In a worst-case scenario, your crown may fall off, requiring refitting or total replacement.
Finally, dental crowns tend to be pricier than other tooth restoration options. It can cost you between $800 and $1,500 per crown.
Weighing the Advantages and Disadvantages
Patients must consider the risks and benefits of dental crowns to ensure they’d be the best fit for them.
For instance, a bridge with dental crowns will be more durable than removable dentures. They can help restore the missing tooth between your healthy adjacent teeth. But the best procedure for the scenario will be dental implants. After all, they have a lower risk of infecting the bridges underneath.
Hence, if you can pay for dental implants, choose them over dental crowns. But if you’d prefer a durable yet cheaper option, getting dental crowns will be your best choice.
Whether you should get dental crowns or not depends on your situation. And if you need help finding the answer, you can always consult a dentist in Tijuana.
Frequently Asked Questions
Q: Is getting a dental crown for a damaged tooth a good idea?
A: If you wish to protect your teeth from further damage, getting a dental crown is worthwhile. It’s an excellent solution for many tooth issues, providing lasting results. But note dental crowns wear out too, so you’ll need to replace them once every few years. Before you get them, consult your dentist to see if you’re qualified.
Q: Which is better: pulling a tooth or getting a dental crown?
A: Dental crowns are better for preserving your teeth than having them pulled out! After all, you’ll be able to keep your original teeth intact. And since several conditions get associated with tooth loss, many dentists recommend tooth extraction last. Preserving your natural teeth as much and as long as possible is better, and dental crowns can help.
Q: How often must I replace my dental crowns?
A: You can have your dental crowns replaced once every 5 to 15 years, depending on how worn out it gets. But you don’t need to worry about replacing your fitted crowns often, as many make them out of rigid materials! And most dental crowns are made of resilient and robust things, such as porcelain or metal alloys. These allow them to resist natural wear and damage better.
Q: What’s the best age to get dental crowns for my teeth?
A: Many dentists advise having dental crowns fitted as soon as you reach 18. But there will be exceptions, as those suffering from decaying or chipped teeth can get a dental crown even when underaged.
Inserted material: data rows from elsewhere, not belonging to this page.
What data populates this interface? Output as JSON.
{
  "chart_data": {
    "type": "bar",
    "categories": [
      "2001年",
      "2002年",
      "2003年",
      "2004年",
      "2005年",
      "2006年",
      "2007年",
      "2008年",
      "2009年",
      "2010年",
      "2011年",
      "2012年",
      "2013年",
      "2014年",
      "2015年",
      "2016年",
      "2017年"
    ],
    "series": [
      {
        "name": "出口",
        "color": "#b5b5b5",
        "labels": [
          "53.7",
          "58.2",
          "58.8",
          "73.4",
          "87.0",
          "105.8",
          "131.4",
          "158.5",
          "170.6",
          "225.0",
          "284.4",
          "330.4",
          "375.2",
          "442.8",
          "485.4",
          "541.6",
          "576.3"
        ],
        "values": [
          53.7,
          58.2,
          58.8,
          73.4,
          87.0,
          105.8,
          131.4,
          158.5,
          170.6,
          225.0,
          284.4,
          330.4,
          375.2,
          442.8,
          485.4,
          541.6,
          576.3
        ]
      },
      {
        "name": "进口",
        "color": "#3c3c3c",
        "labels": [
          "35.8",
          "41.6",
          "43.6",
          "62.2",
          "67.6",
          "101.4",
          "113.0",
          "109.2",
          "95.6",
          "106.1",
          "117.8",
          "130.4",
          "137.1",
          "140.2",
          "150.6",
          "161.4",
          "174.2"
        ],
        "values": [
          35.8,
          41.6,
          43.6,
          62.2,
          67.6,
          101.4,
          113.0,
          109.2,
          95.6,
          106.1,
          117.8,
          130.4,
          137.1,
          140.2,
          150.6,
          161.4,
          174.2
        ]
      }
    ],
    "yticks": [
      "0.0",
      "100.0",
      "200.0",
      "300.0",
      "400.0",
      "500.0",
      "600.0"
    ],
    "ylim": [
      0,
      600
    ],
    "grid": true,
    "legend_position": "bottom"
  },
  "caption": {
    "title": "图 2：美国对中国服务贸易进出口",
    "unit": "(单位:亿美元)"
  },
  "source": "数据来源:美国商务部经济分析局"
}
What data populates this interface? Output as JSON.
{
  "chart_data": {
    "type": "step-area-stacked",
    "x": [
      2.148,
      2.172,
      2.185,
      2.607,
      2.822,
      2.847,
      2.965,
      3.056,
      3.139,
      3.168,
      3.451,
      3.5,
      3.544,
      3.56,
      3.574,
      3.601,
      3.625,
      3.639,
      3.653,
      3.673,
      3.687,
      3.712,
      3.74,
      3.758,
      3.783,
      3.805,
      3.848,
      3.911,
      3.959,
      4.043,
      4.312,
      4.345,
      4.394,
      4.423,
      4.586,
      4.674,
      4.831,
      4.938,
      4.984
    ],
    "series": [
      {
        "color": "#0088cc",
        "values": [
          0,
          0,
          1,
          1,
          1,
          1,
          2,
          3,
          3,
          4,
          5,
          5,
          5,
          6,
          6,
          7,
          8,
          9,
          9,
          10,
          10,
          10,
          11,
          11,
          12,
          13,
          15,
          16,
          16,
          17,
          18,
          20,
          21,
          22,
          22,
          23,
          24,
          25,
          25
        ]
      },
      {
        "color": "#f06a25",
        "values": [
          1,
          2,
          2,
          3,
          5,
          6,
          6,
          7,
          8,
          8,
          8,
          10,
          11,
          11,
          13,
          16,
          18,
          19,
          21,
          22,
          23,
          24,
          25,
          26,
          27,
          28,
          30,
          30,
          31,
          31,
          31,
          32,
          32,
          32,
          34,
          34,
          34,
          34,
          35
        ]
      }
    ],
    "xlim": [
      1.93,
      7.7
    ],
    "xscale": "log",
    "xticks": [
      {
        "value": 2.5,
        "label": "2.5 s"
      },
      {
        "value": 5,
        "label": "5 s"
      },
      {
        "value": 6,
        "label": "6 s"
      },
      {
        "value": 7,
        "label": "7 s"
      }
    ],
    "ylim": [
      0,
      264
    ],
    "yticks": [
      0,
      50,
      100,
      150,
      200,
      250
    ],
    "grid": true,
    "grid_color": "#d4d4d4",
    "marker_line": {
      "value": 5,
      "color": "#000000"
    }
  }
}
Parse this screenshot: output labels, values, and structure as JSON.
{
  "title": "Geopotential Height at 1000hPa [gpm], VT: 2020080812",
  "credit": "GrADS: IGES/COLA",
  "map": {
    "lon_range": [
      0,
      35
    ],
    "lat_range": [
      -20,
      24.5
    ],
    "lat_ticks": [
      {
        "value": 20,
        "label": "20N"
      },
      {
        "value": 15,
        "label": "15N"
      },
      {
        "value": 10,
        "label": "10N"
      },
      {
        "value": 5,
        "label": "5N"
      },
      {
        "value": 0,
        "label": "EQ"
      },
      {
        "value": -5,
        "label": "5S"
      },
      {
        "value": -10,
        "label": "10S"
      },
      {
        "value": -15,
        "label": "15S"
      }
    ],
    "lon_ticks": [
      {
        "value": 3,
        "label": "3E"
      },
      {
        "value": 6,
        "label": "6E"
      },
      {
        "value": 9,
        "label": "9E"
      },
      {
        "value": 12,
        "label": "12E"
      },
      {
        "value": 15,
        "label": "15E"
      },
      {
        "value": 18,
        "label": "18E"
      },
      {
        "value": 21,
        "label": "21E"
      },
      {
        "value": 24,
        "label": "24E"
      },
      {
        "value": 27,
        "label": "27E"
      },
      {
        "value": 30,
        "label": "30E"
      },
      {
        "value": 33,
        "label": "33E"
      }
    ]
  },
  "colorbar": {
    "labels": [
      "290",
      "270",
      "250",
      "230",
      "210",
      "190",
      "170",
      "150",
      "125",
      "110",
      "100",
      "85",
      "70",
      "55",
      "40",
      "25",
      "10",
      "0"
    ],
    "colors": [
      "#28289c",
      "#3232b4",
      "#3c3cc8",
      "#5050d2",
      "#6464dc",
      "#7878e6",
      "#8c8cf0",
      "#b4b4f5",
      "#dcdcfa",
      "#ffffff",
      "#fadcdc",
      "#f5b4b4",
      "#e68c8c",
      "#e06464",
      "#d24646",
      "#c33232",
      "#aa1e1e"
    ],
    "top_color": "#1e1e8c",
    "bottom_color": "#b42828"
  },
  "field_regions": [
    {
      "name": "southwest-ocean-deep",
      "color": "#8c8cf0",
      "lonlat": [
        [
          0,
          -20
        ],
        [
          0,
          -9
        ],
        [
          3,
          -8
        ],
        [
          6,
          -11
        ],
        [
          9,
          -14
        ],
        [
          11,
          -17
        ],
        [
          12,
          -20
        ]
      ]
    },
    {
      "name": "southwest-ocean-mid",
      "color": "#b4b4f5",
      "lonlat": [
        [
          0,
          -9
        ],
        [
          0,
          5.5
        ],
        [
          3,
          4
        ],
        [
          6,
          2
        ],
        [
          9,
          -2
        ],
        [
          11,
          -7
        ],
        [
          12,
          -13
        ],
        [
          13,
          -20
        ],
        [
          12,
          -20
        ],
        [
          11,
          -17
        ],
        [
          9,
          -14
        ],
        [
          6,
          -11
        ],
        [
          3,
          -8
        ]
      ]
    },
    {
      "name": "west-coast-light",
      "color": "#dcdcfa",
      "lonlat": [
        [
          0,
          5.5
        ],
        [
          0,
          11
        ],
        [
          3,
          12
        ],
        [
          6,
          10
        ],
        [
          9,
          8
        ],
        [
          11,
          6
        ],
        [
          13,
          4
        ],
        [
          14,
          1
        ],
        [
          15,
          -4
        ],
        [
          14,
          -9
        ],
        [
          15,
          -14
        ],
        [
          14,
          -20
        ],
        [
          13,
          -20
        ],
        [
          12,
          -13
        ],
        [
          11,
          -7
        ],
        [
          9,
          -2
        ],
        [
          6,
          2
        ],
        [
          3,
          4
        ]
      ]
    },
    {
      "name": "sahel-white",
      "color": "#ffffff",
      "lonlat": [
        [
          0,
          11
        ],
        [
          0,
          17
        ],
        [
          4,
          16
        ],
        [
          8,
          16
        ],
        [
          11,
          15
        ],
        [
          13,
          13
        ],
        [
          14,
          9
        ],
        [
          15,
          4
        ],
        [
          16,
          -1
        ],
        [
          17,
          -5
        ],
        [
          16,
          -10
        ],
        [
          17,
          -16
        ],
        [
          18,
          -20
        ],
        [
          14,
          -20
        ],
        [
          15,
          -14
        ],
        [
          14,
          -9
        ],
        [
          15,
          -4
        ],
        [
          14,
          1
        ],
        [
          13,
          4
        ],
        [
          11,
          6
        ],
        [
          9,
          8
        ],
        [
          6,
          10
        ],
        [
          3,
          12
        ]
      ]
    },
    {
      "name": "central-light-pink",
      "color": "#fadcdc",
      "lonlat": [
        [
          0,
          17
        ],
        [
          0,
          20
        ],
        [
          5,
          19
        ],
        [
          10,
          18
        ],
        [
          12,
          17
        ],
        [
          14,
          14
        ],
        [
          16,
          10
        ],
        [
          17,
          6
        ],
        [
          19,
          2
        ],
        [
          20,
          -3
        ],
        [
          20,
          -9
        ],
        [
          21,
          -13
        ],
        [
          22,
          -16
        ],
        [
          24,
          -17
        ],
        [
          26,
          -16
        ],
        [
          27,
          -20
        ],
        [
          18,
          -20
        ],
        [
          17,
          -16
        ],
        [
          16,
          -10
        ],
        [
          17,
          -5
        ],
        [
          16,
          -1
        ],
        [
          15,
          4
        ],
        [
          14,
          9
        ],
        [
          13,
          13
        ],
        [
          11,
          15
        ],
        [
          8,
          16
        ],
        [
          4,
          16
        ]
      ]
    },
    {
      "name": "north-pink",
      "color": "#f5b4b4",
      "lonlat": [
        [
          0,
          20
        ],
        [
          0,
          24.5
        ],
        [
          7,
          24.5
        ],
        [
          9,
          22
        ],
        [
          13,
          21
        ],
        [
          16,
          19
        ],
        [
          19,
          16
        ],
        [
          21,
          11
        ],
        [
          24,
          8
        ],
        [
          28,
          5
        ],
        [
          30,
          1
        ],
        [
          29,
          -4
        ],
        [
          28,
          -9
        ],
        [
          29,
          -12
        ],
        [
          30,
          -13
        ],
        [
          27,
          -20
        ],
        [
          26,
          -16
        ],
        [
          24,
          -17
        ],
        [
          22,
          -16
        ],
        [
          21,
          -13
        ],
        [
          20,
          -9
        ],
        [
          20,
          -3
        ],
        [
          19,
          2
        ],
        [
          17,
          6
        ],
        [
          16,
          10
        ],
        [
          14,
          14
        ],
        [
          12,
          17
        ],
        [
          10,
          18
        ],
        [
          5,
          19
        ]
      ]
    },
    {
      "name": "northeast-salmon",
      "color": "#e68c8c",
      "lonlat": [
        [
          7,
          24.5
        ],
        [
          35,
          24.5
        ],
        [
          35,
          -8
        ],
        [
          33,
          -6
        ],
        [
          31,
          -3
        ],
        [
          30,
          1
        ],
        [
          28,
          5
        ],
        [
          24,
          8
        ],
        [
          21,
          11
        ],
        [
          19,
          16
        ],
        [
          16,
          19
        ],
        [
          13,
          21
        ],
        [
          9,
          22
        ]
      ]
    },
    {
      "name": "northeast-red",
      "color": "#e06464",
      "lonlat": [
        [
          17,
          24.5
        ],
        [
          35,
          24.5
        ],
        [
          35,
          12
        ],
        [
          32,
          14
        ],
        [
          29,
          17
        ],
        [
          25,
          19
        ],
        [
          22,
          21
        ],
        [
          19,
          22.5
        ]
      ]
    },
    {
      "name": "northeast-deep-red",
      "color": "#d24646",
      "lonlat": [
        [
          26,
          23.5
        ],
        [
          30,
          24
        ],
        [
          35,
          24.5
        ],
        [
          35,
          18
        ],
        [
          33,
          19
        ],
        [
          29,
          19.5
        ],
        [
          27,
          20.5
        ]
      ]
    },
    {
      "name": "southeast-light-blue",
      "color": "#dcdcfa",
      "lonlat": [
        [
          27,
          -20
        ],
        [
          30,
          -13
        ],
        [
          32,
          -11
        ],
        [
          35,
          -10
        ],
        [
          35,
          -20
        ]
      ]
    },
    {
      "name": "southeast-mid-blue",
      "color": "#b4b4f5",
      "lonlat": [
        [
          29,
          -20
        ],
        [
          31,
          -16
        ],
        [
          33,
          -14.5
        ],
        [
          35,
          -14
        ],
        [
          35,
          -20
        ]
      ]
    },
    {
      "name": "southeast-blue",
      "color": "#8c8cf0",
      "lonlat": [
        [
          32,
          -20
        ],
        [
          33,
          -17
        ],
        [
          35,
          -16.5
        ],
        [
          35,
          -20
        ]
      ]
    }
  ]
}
It’ll help protect their original teeth, preserving them over time.
Q: Is it possible to avoid getting a dental crown?
A: If your tooth decay or general damage isn’t severe, you can avoid getting a dental crown. Instead, you should consider other forms of restorative dentistry, like fillings. These should preserve your natural teeth, but only for a short period.
Q: Will a dental crown fall off my tooth?
A: Dental crowns can become loose and fall off your teeth for several reasons. The main reason is tooth decay, which can develop in the remainder of the natural tooth under the dental crown. So, if you have poor oral hygiene, bacteria may accumulate.
The Bottom Line
Dental crowns protect your original teeth from wear and damage — keeping your natural smile! So, if possible, have a dental crown or two fitted before considering extraction. After all, even dentists often recommend the latter as a last resort.